To survive in this dark environment, microbes have evolved to use chemicals instead of sunlight for energy, explained Nicole Dubilier, professor and director of the Department of Symbiotic Sciences at the Max Planck Institute for Marine Microbiology in Germany. Dubilier was not involved in this study.
After the marine life dies, it sinks to the seabed and buried, Dubilier said. During the decomposition process, methane gas is released, relieving cracks in the sediment like bubbles. Instead of floating on the whims of the water column, methane-eating microbes attach themselves to sea animals to remain in the bubbles.
By analyzing the isotopes of spider tissue, scientists determined that not only did the bacteria unite the ride from their eight-legged friends, they were also being eaten.
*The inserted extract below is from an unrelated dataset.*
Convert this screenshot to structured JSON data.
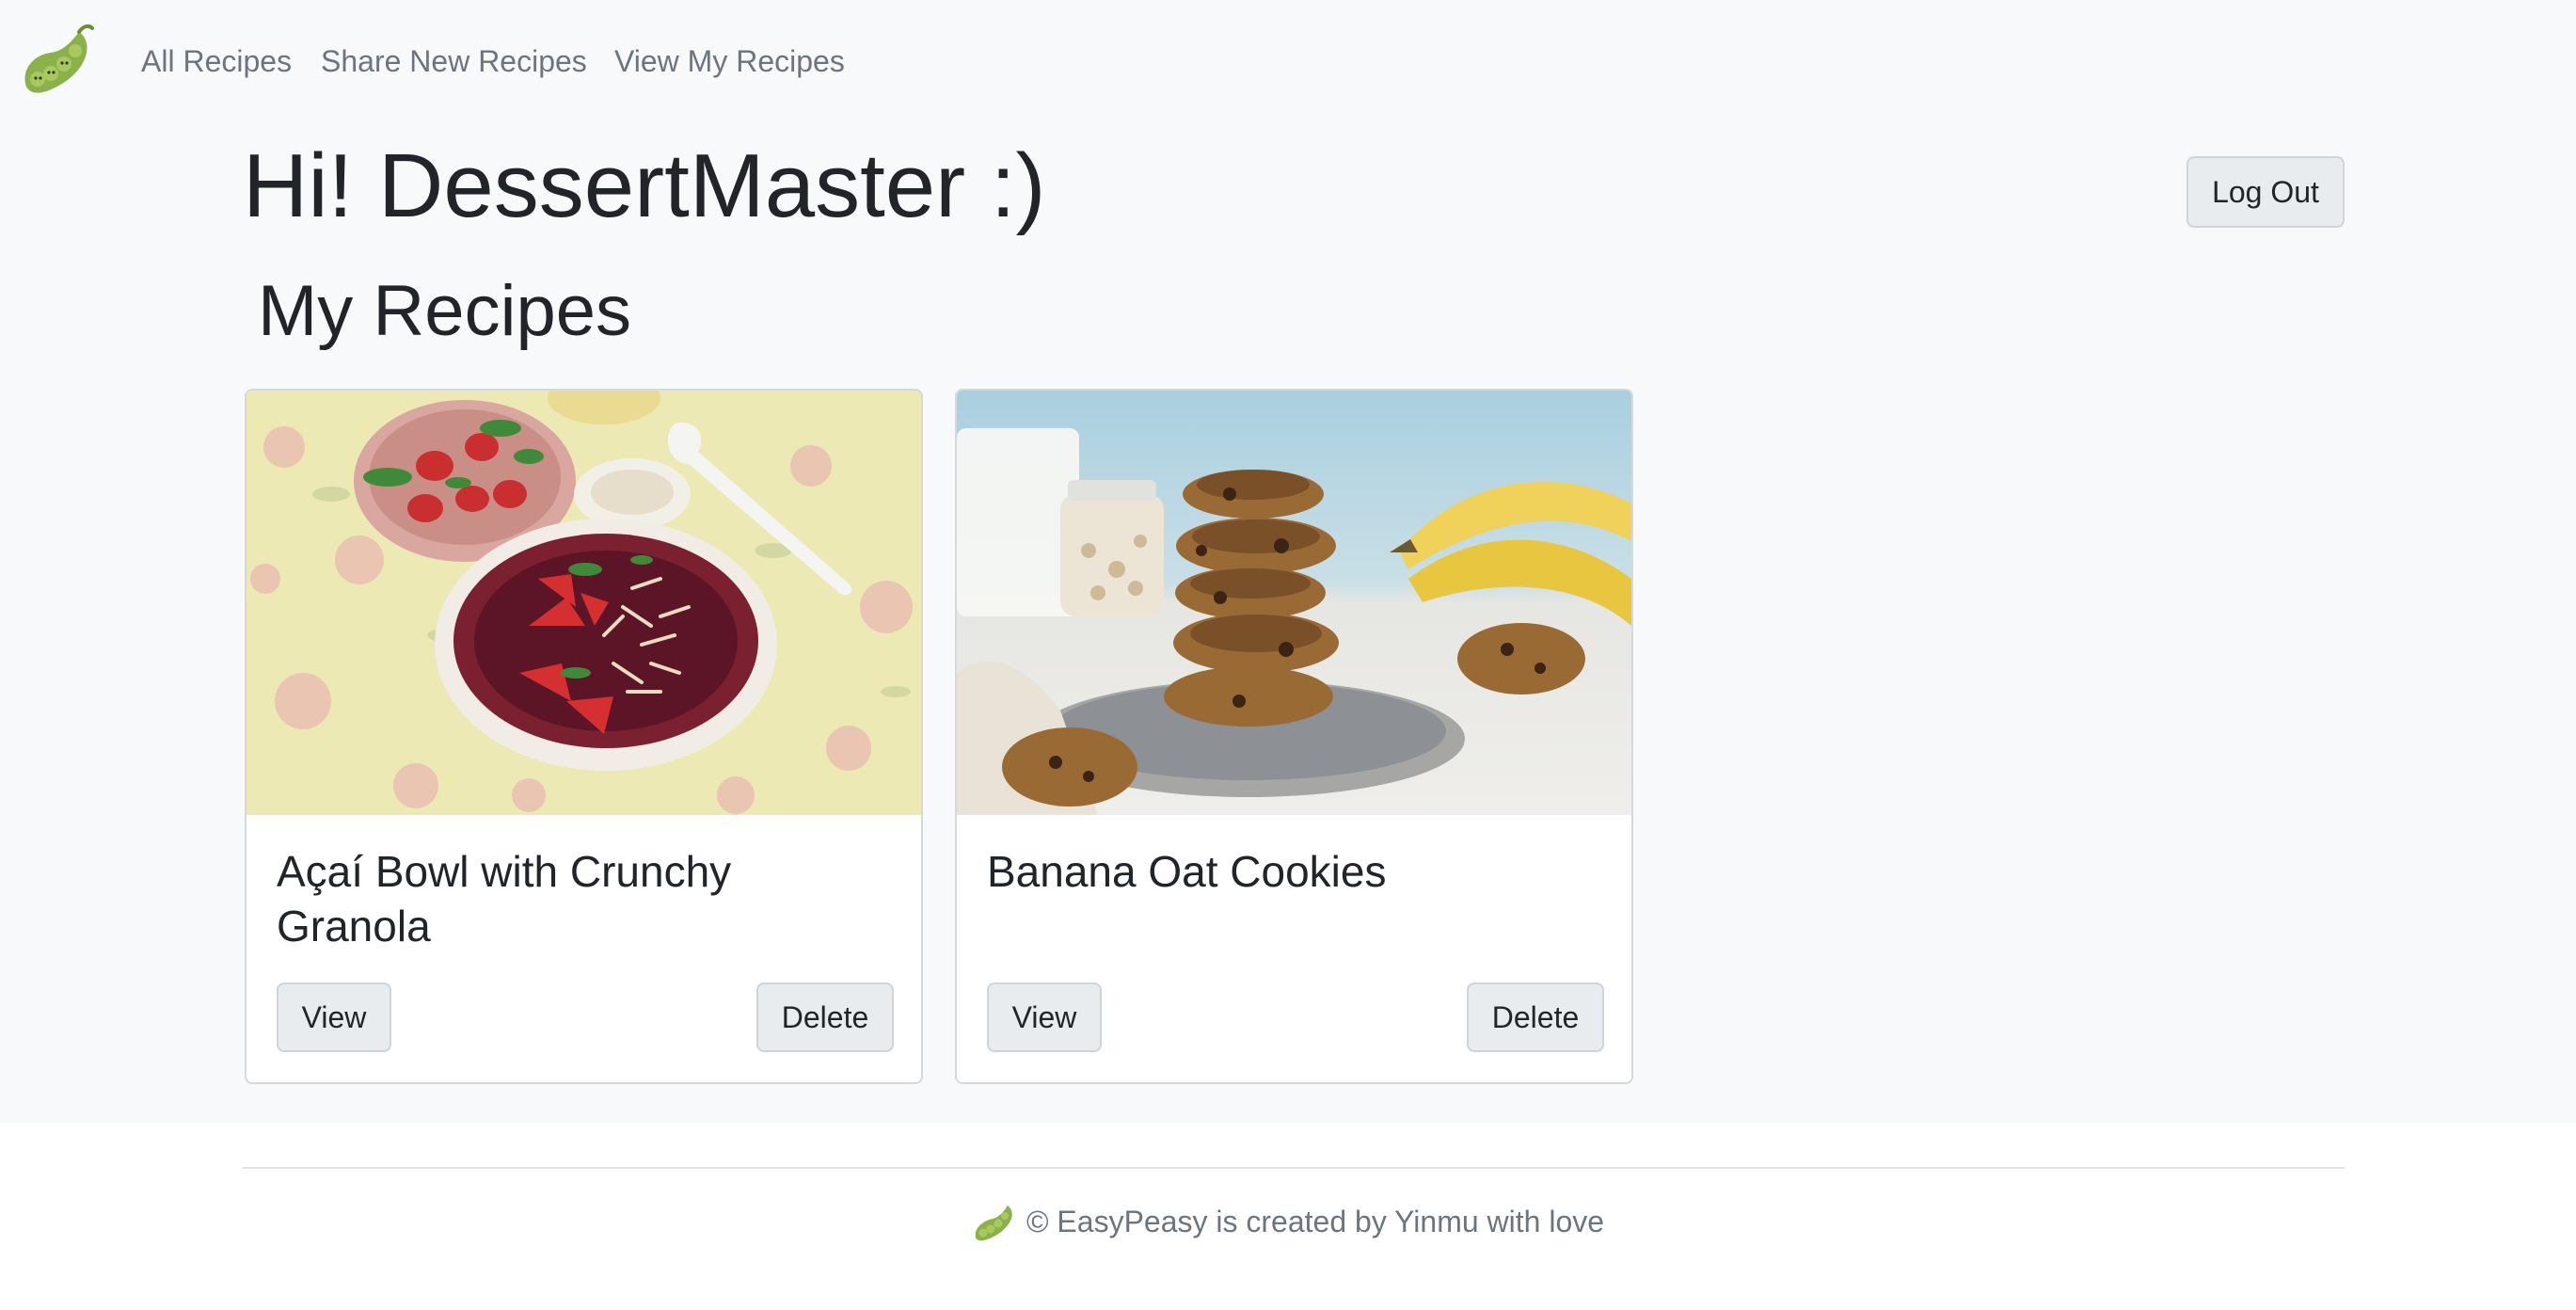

“This is truly the beauty of symbiosis between the two. Bacteria get the perfect Goldilockszone with everything they need,” Dubilier said. “Even if 80% of the population is eaten (by spiders), it’s worth it for 20% to survive and continue to breed.”
These Celicosura species are the first sea spiders to eat methane-fueled microorganisms, but other deep-sea animals, such as tube worms and sponges, are known to share rare diets, Dubilier pointed out.
Deep-sea ecosystems are likely to play such an important role in keeping methane away from the Earth’s atmosphere, and one day they said that the same type of microorganism found in the Salmonella spider could be cultured to reduce water contaminants elsewhere.
The newly discovered Celikoslat spider is translucent and only about 0.4 inches (1 cm) long, so it is likely that it cannot move too far. In fact, each of the three sea spider species collected for the study came from various regions off the coast of Southern California and Alaska.
Spiders are so small that many of their organs are found in their appendages. To mating, female spiders shoot hundreds of eggs from their kneecaps. Male spiders gather in sacrament-like bundles that loop around their feet like bracelets, research found.
After the eggs were hatched, Goffredy’s team noticed that bacteria living in his father’s spider were attached to hatching, providing an early food source.
Studying the inheritance of animal microbiota could help scientists, for example, understand more about how human gut bacteria are passed between mothers and newborn children, Dubilier said.
Further investigations of the seabed could also discover more similar, similar seawater species, Goffredy said.
“People tend to think of the deep sea as a kind of uniform ecosystem, but that’s not true. There is a lot of biodiversity in each region, and the animals are very localized to certain habitats on the seabed,” Goffredy said. “If you decide to use the seabed for mining, for example, you need to be very careful.